Stiletto's other purposes include what Glaros describes as "techno exploration." Basically, he said, the boat is a floating experiment. The office wanted to understand the uses and the limits of composite materials in this type of application.

The boat's design also anticipates advances in technology, he said. "In our world today, the most powerful element is information," Glaros said. "For us, it would be folly to build anything that didn't have the means with which to connect to the outer world."

Stiletto's "electronic keel" provides that connection, he said. The system offers open access to its network for various uses by all services, Glaros said. Its plug-and-play nature makes it adaptable to advancing technologies.
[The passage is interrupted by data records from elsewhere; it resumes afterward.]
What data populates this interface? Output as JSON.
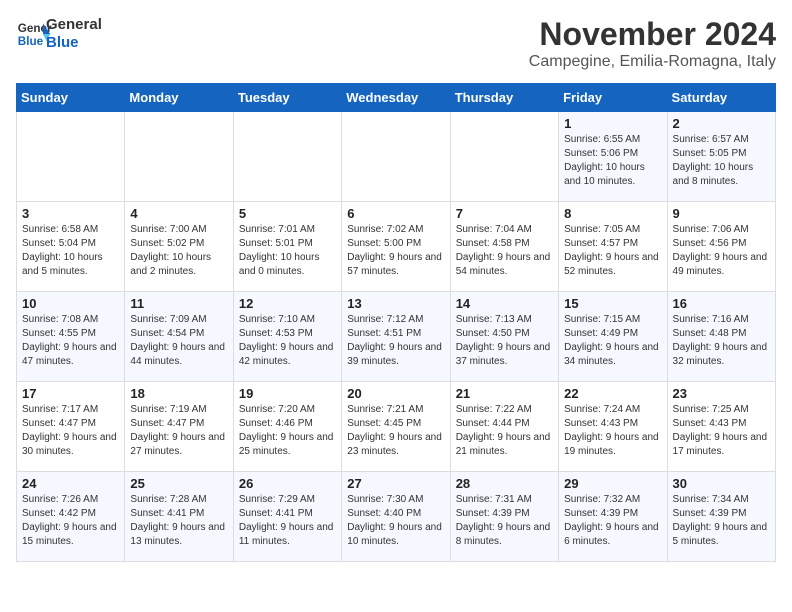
{
  "logo": {
    "line1": "General",
    "line2": "Blue"
  },
  "title": "November 2024",
  "location": "Campegine, Emilia-Romagna, Italy",
  "days_of_week": [
    "Sunday",
    "Monday",
    "Tuesday",
    "Wednesday",
    "Thursday",
    "Friday",
    "Saturday"
  ],
  "weeks": [
    [
      {
        "day": "",
        "info": ""
      },
      {
        "day": "",
        "info": ""
      },
      {
        "day": "",
        "info": ""
      },
      {
        "day": "",
        "info": ""
      },
      {
        "day": "",
        "info": ""
      },
      {
        "day": "1",
        "info": "Sunrise: 6:55 AM\nSunset: 5:06 PM\nDaylight: 10 hours and 10 minutes."
      },
      {
        "day": "2",
        "info": "Sunrise: 6:57 AM\nSunset: 5:05 PM\nDaylight: 10 hours and 8 minutes."
      }
    ],
    [
      {
        "day": "3",
        "info": "Sunrise: 6:58 AM\nSunset: 5:04 PM\nDaylight: 10 hours and 5 minutes."
      },
      {
        "day": "4",
        "info": "Sunrise: 7:00 AM\nSunset: 5:02 PM\nDaylight: 10 hours and 2 minutes."
      },
      {
        "day": "5",
        "info": "Sunrise: 7:01 AM\nSunset: 5:01 PM\nDaylight: 10 hours and 0 minutes."
      },
      {
        "day": "6",
        "info": "Sunrise: 7:02 AM\nSunset: 5:00 PM\nDaylight: 9 hours and 57 minutes."
      },
      {
        "day": "7",
        "info": "Sunrise: 7:04 AM\nSunset: 4:58 PM\nDaylight: 9 hours and 54 minutes."
      },
      {
        "day": "8",
        "info": "Sunrise: 7:05 AM\nSunset: 4:57 PM\nDaylight: 9 hours and 52 minutes."
      },
      {
        "day": "9",
        "info": "Sunrise: 7:06 AM\nSunset: 4:56 PM\nDaylight: 9 hours and 49 minutes."
      }
    ],
    [
      {
        "day": "10",
        "info": "Sunrise: 7:08 AM\nSunset: 4:55 PM\nDaylight: 9 hours and 47 minutes."
      },
      {
        "day": "11",
        "info": "Sunrise: 7:09 AM\nSunset: 4:54 PM\nDaylight: 9 hours and 44 minutes."
      },
      {
        "day": "12",
        "info": "Sunrise: 7:10 AM\nSunset: 4:53 PM\nDaylight: 9 hours and 42 minutes."
      },
      {
        "day": "13",
        "info": "Sunrise: 7:12 AM\nSunset: 4:51 PM\nDaylight: 9 hours and 39 minutes."
      },
      {
        "day": "14",
        "info": "Sunrise: 7:13 AM\nSunset: 4:50 PM\nDaylight: 9 hours and 37 minutes."
      },
      {
        "day": "15",
        "info": "Sunrise: 7:15 AM\nSunset: 4:49 PM\nDaylight: 9 hours and 34 minutes."
      },
      {
        "day": "16",
        "info": "Sunrise: 7:16 AM\nSunset: 4:48 PM\nDaylight: 9 hours and 32 minutes."
      }
    ],
    [
      {
        "day": "17",
        "info": "Sunrise: 7:17 AM\nSunset: 4:47 PM\nDaylight: 9 hours and 30 minutes."
      },
      {
        "day": "18",
        "info": "Sunrise: 7:19 AM\nSunset: 4:47 PM\nDaylight: 9 hours and 27 minutes."
      },
      {
        "day": "19",
        "info": "Sunrise: 7:20 AM\nSunset: 4:46 PM\nDaylight: 9 hours and 25 minutes."
      },
      {
        "day": "20",
        "info": "Sunrise: 7:21 AM\nSunset: 4:45 PM\nDaylight: 9 hours and 23 minutes."
      },
      {
        "day": "21",
        "info": "Sunrise: 7:22 AM\nSunset: 4:44 PM\nDaylight: 9 hours and 21 minutes."
      },
      {
        "day": "22",
        "info": "Sunrise: 7:24 AM\nSunset: 4:43 PM\nDaylight: 9 hours and 19 minutes."
      },
      {
        "day": "23",
        "info": "Sunrise: 7:25 AM\nSunset: 4:43 PM\nDaylight: 9 hours and 17 minutes."
      }
    ],
    [
      {
        "day": "24",
        "info": "Sunrise: 7:26 AM\nSunset: 4:42 PM\nDaylight: 9 hours and 15 minutes."
      },
      {
        "day": "25",
        "info": "Sunrise: 7:28 AM\nSunset: 4:41 PM\nDaylight: 9 hours and 13 minutes."
      },
      {
        "day": "26",
        "info": "Sunrise: 7:29 AM\nSunset: 4:41 PM\nDaylight: 9 hours and 11 minutes."
      },
      {
        "day": "27",
        "info": "Sunrise: 7:30 AM\nSunset: 4:40 PM\nDaylight: 9 hours and 10 minutes."
      },
      {
        "day": "28",
        "info": "Sunrise: 7:31 AM\nSunset: 4:39 PM\nDaylight: 9 hours and 8 minutes."
      },
      {
        "day": "29",
        "info": "Sunrise: 7:32 AM\nSunset: 4:39 PM\nDaylight: 9 hours and 6 minutes."
      },
      {
        "day": "30",
        "info": "Sunrise: 7:34 AM\nSunset: 4:39 PM\nDaylight: 9 hours and 5 minutes."
      }
    ]
  ]
}
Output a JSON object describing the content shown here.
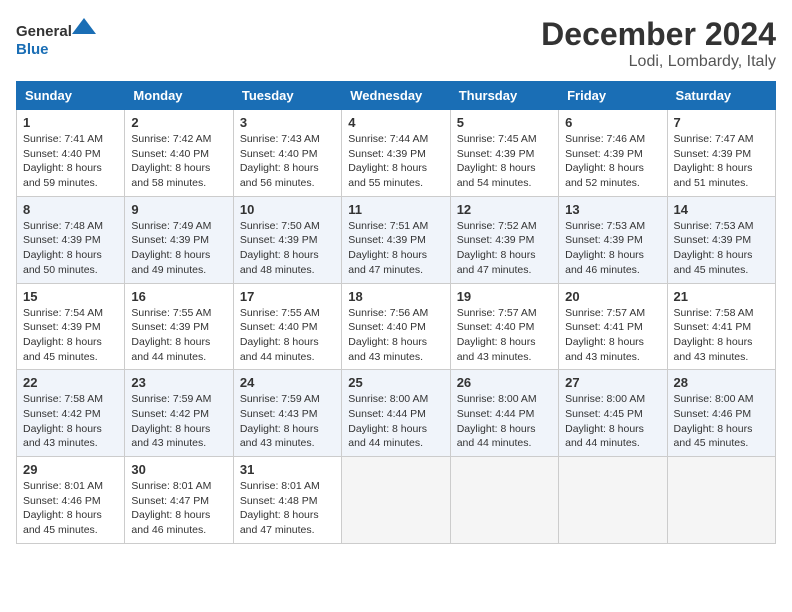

"It'll (reduce) dramatically the cost of upgrades and, more importantly, it gives us options in the future so that we can change the mission and the configurations in the boat," he said.

While any force can customize the hull for a specific purpose, Glaros said, it was designed with servicemembers in mind. "They're at the heart of this," he said. "Give them something that they can change and manipulate on their own and doesn't damage them more than the enemy."

Fifteen months after the contract to build Stiletto was signed, the boat is considered "operational experimental," Glaros said, though he is uncertain when it will be fielded. The boat will be put through its paces with Naval Special Clearance Team 1 in early May.

To date, the ship has cost about $12.5 million, Glaros said. About one-fourth of that went to building computer-aided models and more operational testing.